To secure or attempt to continue to secure an advocate for each enrolled individual who requires or chooses to have one. All attempts must be thoroughly documented. In conjunction with the participant and his/her advocate:
Obtains supporting information for planning and assistance in identifying valued outcomes of personal goals.
Use basic listening skills for the purposes of obtaining a clear picture of valued outcomes and personal goals.
Gathers information from service providers and others as needed.
Arranges for and obtains clinical assessments, proof of disability (i.e. Social Security Award Letter, etc.), summaries, evaluations, etc.
To assist the participant and his/her advocate in reviewing the gathered information and recommendations.
To assist the participant and his/her advocate in establishing and prioritizing the person’s goals, and to clearly define a chosen individualized service environment in which to reach those goals.
To assist the participant in choosing the types of activities, supports, and services that create the individualized service environment and are in line with their prioritized personal life plan.
To formally review, update and submit timely Service Plans (Initial Service Plan, Revised Service Plan and addendum) to the Regional Resource Development Specialist (RRDS) for review; to review and update the individualized service plan at least semi‑annually or as needed at the request of the participant and advocate and/or at the request of the DOH.
To ensure that there is adequate coordination, appropriate communication and maximum cooperation between all sources of supports and services by maintaining ongoing contact with the participant, his/her advocate and service providers, as well as, intervening as appropriate with identified problems.
To adapt the Service Plan to the changing needs and priorities of the participant as growth, temporary setbacks, and accomplishments occur.
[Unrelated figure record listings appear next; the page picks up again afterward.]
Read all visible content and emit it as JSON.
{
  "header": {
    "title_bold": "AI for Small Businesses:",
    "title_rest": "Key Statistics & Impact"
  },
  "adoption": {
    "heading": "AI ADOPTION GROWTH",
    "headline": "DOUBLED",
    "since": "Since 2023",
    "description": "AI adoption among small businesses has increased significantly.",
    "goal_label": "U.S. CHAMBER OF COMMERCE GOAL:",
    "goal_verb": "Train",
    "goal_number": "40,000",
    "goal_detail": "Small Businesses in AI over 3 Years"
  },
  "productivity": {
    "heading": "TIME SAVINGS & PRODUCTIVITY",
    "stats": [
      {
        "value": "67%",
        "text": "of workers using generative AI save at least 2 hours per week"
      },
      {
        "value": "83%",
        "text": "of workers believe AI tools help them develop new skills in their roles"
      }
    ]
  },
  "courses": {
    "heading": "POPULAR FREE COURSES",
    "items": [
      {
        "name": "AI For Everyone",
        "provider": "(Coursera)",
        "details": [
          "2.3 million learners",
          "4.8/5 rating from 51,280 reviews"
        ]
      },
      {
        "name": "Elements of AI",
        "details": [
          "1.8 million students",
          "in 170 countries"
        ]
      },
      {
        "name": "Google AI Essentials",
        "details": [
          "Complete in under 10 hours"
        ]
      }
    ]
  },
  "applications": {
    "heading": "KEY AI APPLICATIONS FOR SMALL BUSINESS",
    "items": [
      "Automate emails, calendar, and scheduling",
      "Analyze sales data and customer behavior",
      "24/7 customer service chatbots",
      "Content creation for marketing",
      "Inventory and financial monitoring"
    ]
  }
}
To maintain a minimum of one (1) face‑to‑face contact with each participant in each calendar month of the NHTD / TBI waiver enrollment, more often as needed. To ensure proper and complete documentation of each visit is recorded in a timely manner (within 24 hours of visit).
To conduct in‑home visits with each participant no less than once per quarter.
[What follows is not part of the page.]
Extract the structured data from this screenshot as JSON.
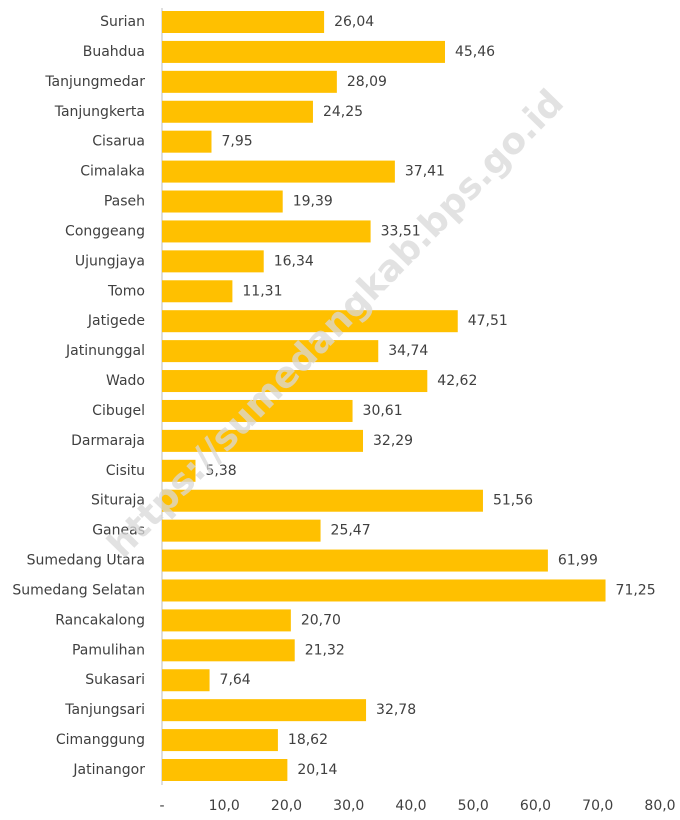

To document service coordination activities in the Service Plan (i.e., SC Detailed Plan, SC ISR, SC section of ISP, RSP and addendum).
Flexibility of schedule to ensure individual care and services are being met.
To organize and facilitate team meeting.
To assure that the PRI/Screen is completed a minimum of once every twelve months and/or when the participant experiences a significant change in his/her ability to function independently in the community.
To continually ensure all waiver service providers and the participant receive a current copy of the most recently approved service plan and/or addendum.
To maintain knowledge of all approved waiver service providers in their region for each participant.
To maintain records of waiver transport.